Par messages notifiées par le RPVA les 25 et 26 novembre 2024, les conseils des parties ont sollicité le renvoi pour permettre au conseil de M. [Y] de conclure.
Aucune des parties n’est venue soutenir la demande de renvoi à l’audience, lors de laquelle le dossier a été retenu.
PRETENTIONS ET MOYENS DES PARTIES
Par conclusions d’incident notifiées le 14 octobre 2024, M. [F] demande à la cour de :
Prononcer la radiation du rôle de la présente affaire ;
Débouter M. [Y] de toutes ses demandes, fins et conclusions ;
Condamner M. [Y] au paiement d’une indemnité de 2 000 euros en application des dispositions de l’article 700 du code de procédure civile, ainsi qu’aux dépens.

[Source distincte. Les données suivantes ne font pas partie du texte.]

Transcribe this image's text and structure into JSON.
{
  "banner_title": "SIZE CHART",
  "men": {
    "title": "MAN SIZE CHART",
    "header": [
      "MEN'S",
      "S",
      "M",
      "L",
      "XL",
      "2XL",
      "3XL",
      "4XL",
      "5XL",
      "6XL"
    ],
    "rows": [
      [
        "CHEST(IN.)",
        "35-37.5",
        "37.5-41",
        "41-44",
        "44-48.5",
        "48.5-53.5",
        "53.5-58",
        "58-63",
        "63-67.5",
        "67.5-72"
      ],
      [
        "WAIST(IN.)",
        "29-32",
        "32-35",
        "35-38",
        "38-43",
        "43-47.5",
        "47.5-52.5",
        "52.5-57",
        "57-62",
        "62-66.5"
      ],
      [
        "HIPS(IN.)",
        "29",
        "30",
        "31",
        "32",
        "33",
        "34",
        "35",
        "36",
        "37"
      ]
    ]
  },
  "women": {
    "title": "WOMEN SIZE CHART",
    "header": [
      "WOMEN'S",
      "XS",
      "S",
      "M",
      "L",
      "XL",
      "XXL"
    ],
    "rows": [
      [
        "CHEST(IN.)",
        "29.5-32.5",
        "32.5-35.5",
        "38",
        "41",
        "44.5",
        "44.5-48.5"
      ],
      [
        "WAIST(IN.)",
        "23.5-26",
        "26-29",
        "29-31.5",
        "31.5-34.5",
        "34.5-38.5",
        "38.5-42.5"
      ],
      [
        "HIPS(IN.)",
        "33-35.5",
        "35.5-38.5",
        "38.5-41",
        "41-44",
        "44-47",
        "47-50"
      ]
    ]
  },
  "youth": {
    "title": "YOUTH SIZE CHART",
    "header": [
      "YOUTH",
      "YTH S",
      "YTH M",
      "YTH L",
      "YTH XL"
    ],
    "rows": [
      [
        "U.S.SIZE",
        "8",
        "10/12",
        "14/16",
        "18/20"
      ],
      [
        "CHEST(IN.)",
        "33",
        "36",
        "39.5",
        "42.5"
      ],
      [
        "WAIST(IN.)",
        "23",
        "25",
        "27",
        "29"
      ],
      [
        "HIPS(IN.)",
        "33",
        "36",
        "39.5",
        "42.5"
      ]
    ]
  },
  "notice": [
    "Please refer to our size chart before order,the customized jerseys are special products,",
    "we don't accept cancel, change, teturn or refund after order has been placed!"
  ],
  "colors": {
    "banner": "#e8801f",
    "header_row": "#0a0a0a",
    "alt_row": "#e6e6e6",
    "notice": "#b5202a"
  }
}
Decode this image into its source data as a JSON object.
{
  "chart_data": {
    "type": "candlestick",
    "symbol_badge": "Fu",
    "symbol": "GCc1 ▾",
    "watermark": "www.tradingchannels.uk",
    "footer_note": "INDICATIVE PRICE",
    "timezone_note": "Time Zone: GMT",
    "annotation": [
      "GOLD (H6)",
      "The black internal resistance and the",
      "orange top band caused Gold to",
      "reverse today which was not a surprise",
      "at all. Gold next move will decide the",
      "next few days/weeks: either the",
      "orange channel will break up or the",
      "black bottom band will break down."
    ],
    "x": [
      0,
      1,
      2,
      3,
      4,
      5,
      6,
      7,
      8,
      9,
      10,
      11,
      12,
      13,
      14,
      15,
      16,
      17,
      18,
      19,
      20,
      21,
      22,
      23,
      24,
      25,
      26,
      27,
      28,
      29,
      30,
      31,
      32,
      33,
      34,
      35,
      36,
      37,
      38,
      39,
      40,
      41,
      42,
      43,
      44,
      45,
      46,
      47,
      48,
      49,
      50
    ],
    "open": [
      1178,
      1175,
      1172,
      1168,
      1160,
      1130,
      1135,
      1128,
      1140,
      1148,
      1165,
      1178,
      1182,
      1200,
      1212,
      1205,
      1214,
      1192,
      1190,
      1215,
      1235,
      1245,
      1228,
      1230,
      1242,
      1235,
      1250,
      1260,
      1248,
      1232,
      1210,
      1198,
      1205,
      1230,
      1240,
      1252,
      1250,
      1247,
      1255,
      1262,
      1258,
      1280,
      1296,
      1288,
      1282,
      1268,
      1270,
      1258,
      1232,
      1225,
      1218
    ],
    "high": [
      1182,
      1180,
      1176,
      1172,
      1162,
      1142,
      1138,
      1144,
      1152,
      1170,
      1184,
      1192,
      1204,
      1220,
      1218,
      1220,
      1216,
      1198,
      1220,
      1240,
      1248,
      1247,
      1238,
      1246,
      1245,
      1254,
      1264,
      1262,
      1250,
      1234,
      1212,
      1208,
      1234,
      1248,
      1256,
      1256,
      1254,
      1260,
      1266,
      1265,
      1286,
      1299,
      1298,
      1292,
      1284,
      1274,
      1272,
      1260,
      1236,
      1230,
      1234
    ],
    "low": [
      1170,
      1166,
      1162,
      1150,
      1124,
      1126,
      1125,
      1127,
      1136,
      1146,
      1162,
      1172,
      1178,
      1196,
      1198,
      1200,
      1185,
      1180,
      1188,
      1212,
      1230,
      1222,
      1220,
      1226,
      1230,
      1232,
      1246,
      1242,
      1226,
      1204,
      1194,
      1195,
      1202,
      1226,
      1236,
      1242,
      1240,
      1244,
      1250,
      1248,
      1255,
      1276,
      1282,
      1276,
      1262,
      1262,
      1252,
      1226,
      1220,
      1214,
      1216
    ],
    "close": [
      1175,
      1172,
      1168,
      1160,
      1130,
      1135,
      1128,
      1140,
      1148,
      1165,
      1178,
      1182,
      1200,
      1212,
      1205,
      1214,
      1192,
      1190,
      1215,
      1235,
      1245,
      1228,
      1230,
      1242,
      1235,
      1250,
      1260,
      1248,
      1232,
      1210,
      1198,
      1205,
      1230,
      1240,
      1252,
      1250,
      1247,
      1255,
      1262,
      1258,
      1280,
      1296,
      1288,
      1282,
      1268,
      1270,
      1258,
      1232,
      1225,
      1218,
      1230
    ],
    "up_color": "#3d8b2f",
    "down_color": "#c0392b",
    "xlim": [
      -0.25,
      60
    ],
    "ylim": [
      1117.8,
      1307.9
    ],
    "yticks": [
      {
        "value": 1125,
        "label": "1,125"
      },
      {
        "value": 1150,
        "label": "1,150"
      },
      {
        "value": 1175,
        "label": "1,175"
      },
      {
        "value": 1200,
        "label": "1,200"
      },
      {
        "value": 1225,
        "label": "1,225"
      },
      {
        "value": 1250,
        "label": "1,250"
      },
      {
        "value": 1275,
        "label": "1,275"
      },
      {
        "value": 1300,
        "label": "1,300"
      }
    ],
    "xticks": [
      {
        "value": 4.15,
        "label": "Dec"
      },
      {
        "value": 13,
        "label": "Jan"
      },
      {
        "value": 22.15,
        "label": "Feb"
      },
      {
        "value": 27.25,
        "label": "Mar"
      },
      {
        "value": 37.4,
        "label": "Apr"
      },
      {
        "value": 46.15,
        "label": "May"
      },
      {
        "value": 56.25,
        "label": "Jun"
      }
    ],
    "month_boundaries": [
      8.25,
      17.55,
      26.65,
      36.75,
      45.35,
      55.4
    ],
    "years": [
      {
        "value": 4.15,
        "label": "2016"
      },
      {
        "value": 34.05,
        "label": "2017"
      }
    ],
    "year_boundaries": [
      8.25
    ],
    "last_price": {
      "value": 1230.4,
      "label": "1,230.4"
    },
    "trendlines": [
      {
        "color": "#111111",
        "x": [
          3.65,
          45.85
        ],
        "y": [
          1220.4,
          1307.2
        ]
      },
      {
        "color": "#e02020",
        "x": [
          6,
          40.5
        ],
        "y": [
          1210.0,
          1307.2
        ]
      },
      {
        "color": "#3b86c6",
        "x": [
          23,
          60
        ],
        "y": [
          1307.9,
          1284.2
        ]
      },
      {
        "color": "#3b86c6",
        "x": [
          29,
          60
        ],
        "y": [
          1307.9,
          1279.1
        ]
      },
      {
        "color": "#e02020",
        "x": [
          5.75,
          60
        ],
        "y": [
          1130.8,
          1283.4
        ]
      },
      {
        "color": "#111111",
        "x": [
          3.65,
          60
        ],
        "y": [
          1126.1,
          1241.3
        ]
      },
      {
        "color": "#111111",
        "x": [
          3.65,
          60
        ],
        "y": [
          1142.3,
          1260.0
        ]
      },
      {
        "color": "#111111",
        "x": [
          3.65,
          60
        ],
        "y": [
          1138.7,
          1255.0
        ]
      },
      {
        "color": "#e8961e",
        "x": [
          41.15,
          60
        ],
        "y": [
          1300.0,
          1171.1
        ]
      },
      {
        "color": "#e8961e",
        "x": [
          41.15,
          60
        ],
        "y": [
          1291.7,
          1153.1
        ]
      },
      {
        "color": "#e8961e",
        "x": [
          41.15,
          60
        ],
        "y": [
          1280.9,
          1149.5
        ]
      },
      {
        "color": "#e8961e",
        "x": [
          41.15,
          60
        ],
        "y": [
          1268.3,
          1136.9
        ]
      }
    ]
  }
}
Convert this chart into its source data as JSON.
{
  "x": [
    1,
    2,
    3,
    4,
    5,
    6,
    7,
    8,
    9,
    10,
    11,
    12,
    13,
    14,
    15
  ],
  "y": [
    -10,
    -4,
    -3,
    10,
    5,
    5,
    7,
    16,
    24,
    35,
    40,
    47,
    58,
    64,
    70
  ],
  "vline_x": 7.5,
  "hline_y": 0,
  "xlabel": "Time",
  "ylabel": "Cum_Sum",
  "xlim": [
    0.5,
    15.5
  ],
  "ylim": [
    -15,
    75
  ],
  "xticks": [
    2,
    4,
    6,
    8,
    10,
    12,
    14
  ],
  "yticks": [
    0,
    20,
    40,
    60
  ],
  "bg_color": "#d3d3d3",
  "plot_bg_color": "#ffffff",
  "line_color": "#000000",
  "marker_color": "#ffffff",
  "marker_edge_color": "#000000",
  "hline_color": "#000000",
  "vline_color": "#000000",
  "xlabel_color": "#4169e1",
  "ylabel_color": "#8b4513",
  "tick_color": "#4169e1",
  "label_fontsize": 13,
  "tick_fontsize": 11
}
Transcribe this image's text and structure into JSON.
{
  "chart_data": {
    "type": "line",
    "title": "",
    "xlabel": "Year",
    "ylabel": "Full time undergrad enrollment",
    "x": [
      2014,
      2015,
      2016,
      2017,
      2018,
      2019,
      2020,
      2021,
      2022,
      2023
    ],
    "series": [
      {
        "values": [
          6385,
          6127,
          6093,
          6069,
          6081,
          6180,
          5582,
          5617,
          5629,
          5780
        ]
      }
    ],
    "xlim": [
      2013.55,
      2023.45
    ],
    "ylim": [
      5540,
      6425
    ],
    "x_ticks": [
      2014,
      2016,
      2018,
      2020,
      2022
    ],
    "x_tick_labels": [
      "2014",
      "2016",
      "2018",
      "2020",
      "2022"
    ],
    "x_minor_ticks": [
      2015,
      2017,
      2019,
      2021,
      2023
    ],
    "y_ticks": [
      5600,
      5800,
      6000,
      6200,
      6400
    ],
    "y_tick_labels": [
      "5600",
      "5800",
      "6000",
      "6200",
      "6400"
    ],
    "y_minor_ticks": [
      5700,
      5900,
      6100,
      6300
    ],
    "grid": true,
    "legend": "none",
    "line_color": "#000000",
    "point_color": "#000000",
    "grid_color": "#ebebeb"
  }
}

M. [F] expose que M. [Y] n’a pas réglé le montant des condamnations et demande la radiation du rôle de l’affaire conformément aux dispositions de l’article 524 du code de procédure civile.
MOTIFS
Aux termes de l’article 524 du code de procédure civile, lorsque l’exécution provisoire est de droit ou a été ordonnée, le premier président ou, dès qu’il est saisi, le conseiller de la mise en état peut, en cas d’appel, décider, à la demande de l’intimé et après avoir recueilli les observations des parties, la radiation du rôle de l’affaire lorsque l’appelant ne justifie pas avoir exécuté la décision frappée d’appel ou avoir procédé à la consignation autorisée dans les conditions prévues à l’article 521, à moins qu’il lui apparaisse que l’exécution serait de nature à entraîner des conséquences manifestement excessives ou que l’appelant est dans l’impossibilité d’exécuter la décision.
En l’absence de tout moyen de défense opposé par M. [Y], qui n’a pas conclu sur l’incident, il convient de faire droit à la demande de radiation présentée.
Le conseiller de la mise en état ordonne en l’espèce une simple mesure d’administration judiciaire, qui ne tranche en rien le litige et n’emporte donc pas l’attribution du pouvoir de condamner.
Il convient donc de dire que les dépens de l’incident suivront ceux du fond et de rejeter la demande présentée au titre des frais irrépétibles.
PAR CES MOTIFS
Statuant par mise à disposition au greffe, après débats publics, par ordonnance contradictoire, en dernier ressort,
Ordonne la radiation du rôle de l’affaire inscrite sous le numéro de RG 24/02013 ;
Rappelle que l’affaire pourra être remise au rôle de la cour sur justification de l’exécution de la décision ;
Dit que les dépens de l’incident suivront ceux du fond ;
Déboute M. [K] [F] de sa demande au titre des dispositions de l’article 700 du code de procédure civile.